The conduct would also violate the Georgia Computer Systems Protection Act (Ga. Code 16-9-90 et seq), a state law that is parallel to the federal law. Section 93 defines a "computer theft" as using a computer or network with knowledge that such use is without authority and with the intention of (1) Taking property of another (and it need not involve depriving the owner of possession or (2) Obtaining property by any deceitful means or artful practice.
It also defines other possible violations, such as Computer Password Disclosure. A person who discloses a password, knowing that such disclosure is without authority and which results in damages (including the fair market value of any services used and victim expenditure) over $500.00 commits the crime of computer password disclosure.
Georgia law also makes the theft of trade secrets a crime. (Such a theft could occur via computer fraud, so both the fraud and the trade secret theft would be violations). While "trade secrets" is legally defined, so that not all "confidential information" is a trade secret, there is certainly a strong possibility that trade secrets may have been stolen.
2. How serious are these violations?
Very. The Congress has increased the penalties for violation of the federal CFAA to ten (10) years incarceration maximum.

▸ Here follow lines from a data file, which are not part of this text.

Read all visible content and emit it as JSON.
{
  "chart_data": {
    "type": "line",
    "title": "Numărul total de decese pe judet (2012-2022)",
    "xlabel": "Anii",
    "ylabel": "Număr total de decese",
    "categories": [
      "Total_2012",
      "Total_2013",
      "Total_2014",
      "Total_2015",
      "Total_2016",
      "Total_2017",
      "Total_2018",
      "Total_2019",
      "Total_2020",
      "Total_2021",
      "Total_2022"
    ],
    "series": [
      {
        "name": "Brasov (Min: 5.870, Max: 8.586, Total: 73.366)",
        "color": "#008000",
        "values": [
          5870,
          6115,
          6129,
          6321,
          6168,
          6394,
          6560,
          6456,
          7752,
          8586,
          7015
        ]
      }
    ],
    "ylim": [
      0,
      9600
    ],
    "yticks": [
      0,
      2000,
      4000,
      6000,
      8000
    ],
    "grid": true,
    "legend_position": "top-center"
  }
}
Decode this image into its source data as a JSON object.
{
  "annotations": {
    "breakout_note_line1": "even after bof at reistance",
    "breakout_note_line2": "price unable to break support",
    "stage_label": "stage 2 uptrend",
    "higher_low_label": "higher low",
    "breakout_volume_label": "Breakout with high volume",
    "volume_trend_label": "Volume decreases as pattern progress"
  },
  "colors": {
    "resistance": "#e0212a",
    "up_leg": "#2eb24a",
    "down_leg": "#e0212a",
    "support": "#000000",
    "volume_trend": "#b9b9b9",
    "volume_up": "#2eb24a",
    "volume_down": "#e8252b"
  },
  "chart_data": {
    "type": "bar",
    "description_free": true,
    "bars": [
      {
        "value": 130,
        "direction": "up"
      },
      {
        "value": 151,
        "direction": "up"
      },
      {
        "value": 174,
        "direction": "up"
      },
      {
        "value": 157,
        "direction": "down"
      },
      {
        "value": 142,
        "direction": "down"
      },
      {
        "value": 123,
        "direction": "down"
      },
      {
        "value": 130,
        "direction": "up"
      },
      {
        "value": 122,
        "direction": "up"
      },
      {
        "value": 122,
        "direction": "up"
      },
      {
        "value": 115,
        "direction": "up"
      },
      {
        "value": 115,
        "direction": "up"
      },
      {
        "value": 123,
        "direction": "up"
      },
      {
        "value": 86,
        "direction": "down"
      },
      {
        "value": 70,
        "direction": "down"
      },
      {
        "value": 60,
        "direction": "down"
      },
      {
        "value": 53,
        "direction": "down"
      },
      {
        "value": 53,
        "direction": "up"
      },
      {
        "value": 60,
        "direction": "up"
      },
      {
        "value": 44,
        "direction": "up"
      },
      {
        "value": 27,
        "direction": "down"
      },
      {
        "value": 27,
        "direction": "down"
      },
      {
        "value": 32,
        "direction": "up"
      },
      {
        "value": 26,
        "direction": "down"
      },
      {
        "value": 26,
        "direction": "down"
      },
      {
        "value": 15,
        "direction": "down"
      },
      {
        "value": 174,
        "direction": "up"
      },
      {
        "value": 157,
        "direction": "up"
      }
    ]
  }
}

Criminal penalties for violation of the state CSPA include fines of up to $50,000 and incarceration of up to 15 years.
3. What do I need to legally go after them?
Two things, mainly: (a) Evidence and (b) a lawyer. You have made a good start in collecting evidence. You can improve on this by starting a journal, reciting, by date and (if possible) time of relevant events. You want to include names and addresses of likely violators as well. The questions you want to answer include, but aren't limited to: When did you discover this? How? What email accounts were hacked? When? What information was taken (if you can tell)? What information is available to be taken? What is the value of this information to the company?
Please don't, however, go around sharing the information with other than the FBI, GBI or your counsel. That could create liability against you.
As far as "going after them" you need to recognize that you will have both civil and criminal remedies. Remember, you aren't the master of the criminal remedy: that is for the District Attorney. You can file a civil suit, however. In some cases you might want to send a letter to the violators before filing a lawsuit; this decision should be reached with an attorney.